The Butcher, The Baker, The Candlestick Maker: The story of Britain through its census, since 1801

by Roger Hutchinson

Genres: History, Non-fiction
Pages: 352
Rating: four-stars
Synopsis:

At the beginning of each decade for 200 years the national census has presented a self-portrait of the British Isles. The census has surveyed Britain from the Napoleonic wars to the age of the internet, through the agricultural and industrial revolutions, possession of the biggest empire on earth and the devastation of the 20th century's two world wars.

In The Butcher, the Baker, the Candlestick Maker, Roger Hutchinson looks at every census between the first in 1801 and the latest in 2011. He uses this much-loved resource of family historians to paint a vivid picture of a society experiencing unprecedented changes.

Hutchinson explores the controversial creation of the British census. He follows its development from a head-count of the population conducted by clerks with quill pens, to a computerised survey which is designed to discover 'the address, place of birth, religion, marital status, ability to speak English and self-perceived national identity of every twenty-seven-year-old Welsh-speaking Sikh metalworker living in Swansea'.

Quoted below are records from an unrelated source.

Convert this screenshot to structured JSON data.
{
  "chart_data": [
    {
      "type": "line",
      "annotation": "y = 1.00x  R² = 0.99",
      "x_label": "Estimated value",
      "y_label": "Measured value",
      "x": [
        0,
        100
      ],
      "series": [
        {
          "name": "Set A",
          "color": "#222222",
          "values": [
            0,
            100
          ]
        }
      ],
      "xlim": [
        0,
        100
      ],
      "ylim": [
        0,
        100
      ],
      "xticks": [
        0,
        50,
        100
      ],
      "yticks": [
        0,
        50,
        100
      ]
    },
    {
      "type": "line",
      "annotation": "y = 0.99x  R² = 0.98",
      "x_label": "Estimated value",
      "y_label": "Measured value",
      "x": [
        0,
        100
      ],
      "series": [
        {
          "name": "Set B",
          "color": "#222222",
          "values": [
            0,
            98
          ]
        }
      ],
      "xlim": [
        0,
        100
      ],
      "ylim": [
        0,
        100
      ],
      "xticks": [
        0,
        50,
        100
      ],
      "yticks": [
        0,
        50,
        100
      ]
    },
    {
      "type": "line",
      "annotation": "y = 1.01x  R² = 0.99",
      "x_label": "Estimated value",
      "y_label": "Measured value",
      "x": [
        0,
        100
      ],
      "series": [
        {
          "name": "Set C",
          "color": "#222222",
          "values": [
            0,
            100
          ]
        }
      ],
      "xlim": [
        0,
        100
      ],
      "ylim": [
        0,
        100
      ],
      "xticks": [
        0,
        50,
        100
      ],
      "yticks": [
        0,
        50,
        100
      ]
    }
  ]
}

All human life is here, from prime ministers to peasants and paupers, from Irish rebels to English patriots, from the last native speakers of Cornish to the first professional footballers, from communities of prostitutes to individuals called 'abecedarians' who made a living from teaching the alphabet.

Roger Hutchinson’s The Butcher, The Baker, the Candlestick-Maker proves to be not just “the story of Britain through its census”, but also the story of the census itself, about which I knew comparatively little. It was fascinating to read about the development of the census, the difficulties with implementing it, and of course the findings.

Hutchinson chooses some examples at times to illustrate his point, though sometimes he must either be making it up or going far beyond the census data in his discussions of some people’s lives. I found it really fascinating to explore the impact of events like the Potato Famine, emigration to America, the Highland Clearances, and of course the World Wars: it’s pretty much what you’d expect, but the census data makes it starkly clear. Hutchinson also has an interest in the charting of the decline of the non-English British languages, which I enjoyed.

Overall, at times it feels a little bitty — and like so many of these books, I feel it’s a history rather than the history, and another story might be told from the same data. But I found it interesting, and a surprisingly compulsive read, though the bibliography is worryingly thin.